On entend aussi que « la chirurgie guérit définitivement » : un geste bien indiqué soulage durablement, mais sans changement des habitudes, les facteurs favorisants (constipation, poussée) peuvent ramener le problème. Enfin, beaucoup pensent que les hémorroïdes sont « honteuses » ou rares : c’est l’un des motifs de consultation les plus fréquents, et en parler tôt évite des mois d’inconfort. Mieux vaut un examen simple qu’une auto-médication prolongée.
Quand consulter un médecin ?
Consultez en cas de saignement (même minime et indolore), de boule douloureuse, de prolapsus, de gêne persistante malgré les mesures simples, ou de récidives. Un examen confirme le diagnostic, précise le grade et écarte d’autres causes.
Certains signes imposent un avis sans tarder : saignement abondant, sang foncé ou mêlé aux selles, modification durable du transit, perte de poids ou anémie. Ces signes ne sont pas typiques d’hémorroïdes simples. Tout saignement doit toujours être évalué par un médecin ; en cas de saignement massif, rendez-vous aux urgences.
Points clés
- Les hémorroïdes sont des coussinets vasculaires normaux qui se dilatent.
- Internes = saignement, souvent indolores ; externes = boule, douleur si thrombose.
- Les internes se classent en 4 grades qui guident le traitement.
- La constipation et la grossesse sont des facteurs majeurs.
- Le traitement va de l’hygiène aux procédures et à la chirurgie.
- Tout saignement doit être évalué par un médecin.

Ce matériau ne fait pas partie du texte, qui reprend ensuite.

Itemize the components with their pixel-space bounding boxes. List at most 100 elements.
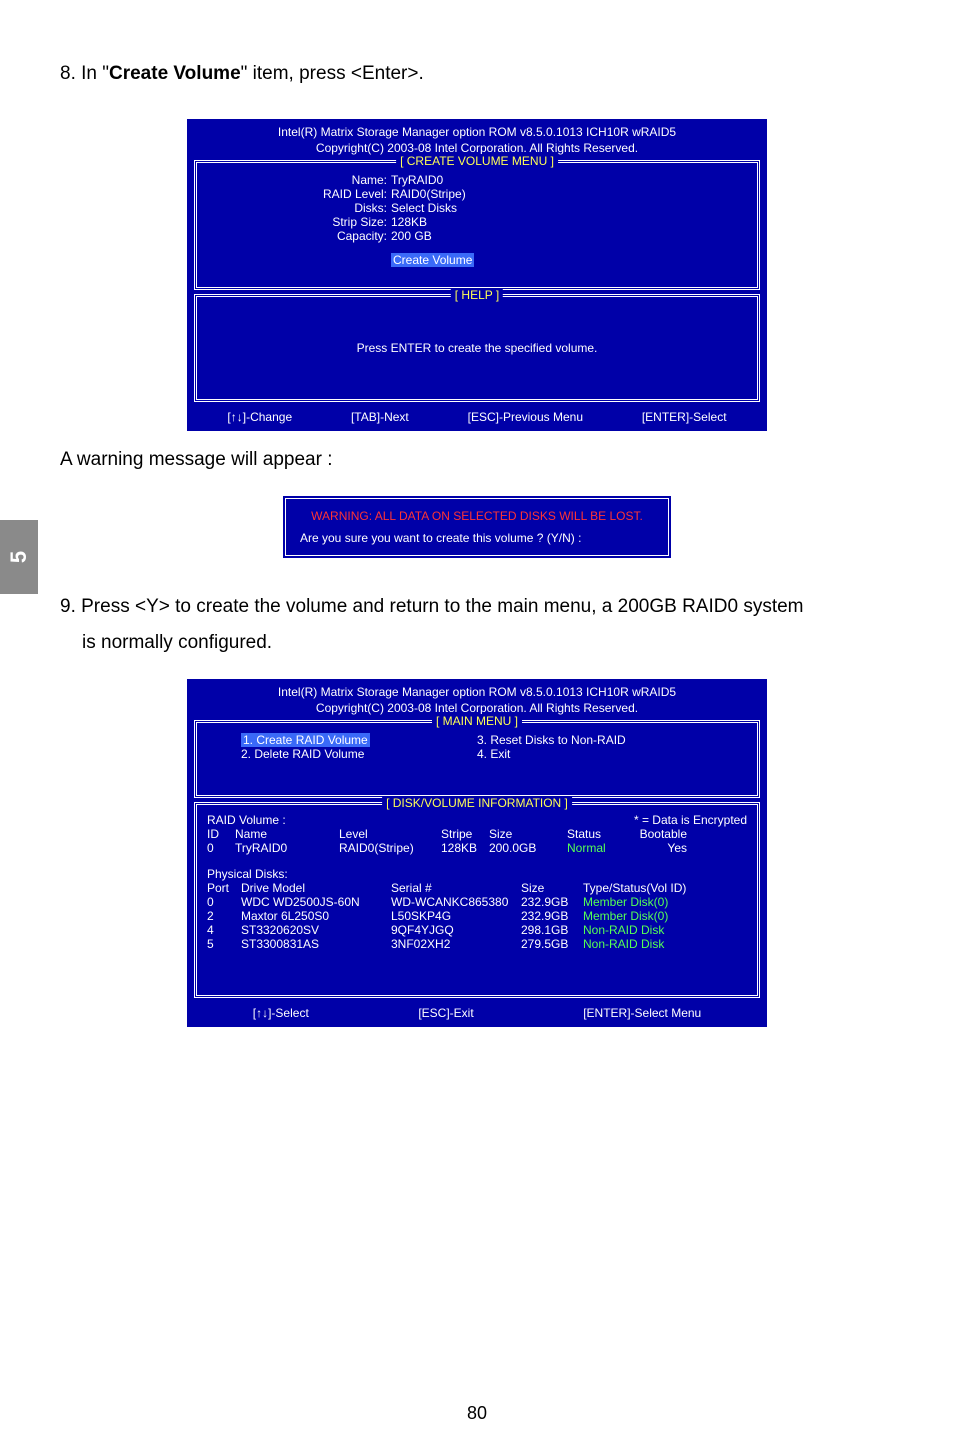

Responsables médicaux : Op. Dr. Yasir Gözü (chirurgie générale et proctologie, 20+ ans d’expérience) · Dr. Hatice Şahin | Dernière mise à jour : 9 juin 2026 · Prochaine révision : décembre 2026 | Contenu informatif ; en cas de signes sévères, adressez-vous immédiatement à un service d’urgence.
YG
Op. Dr. Yasir Gözü
Spécialiste en chirurgie générale et proctologie, plus de 20 ans d’expérience. Prise en charge complète de la maladie hémorroïdaire, des mesures simples aux procédures et à la chirurgie. Istanbul, Levent. À propos du médecin
Un saignement ou une gêne anale ?
La plupart des hémorroïdes se traitent simplement. Un examen précise le grade et le traitement.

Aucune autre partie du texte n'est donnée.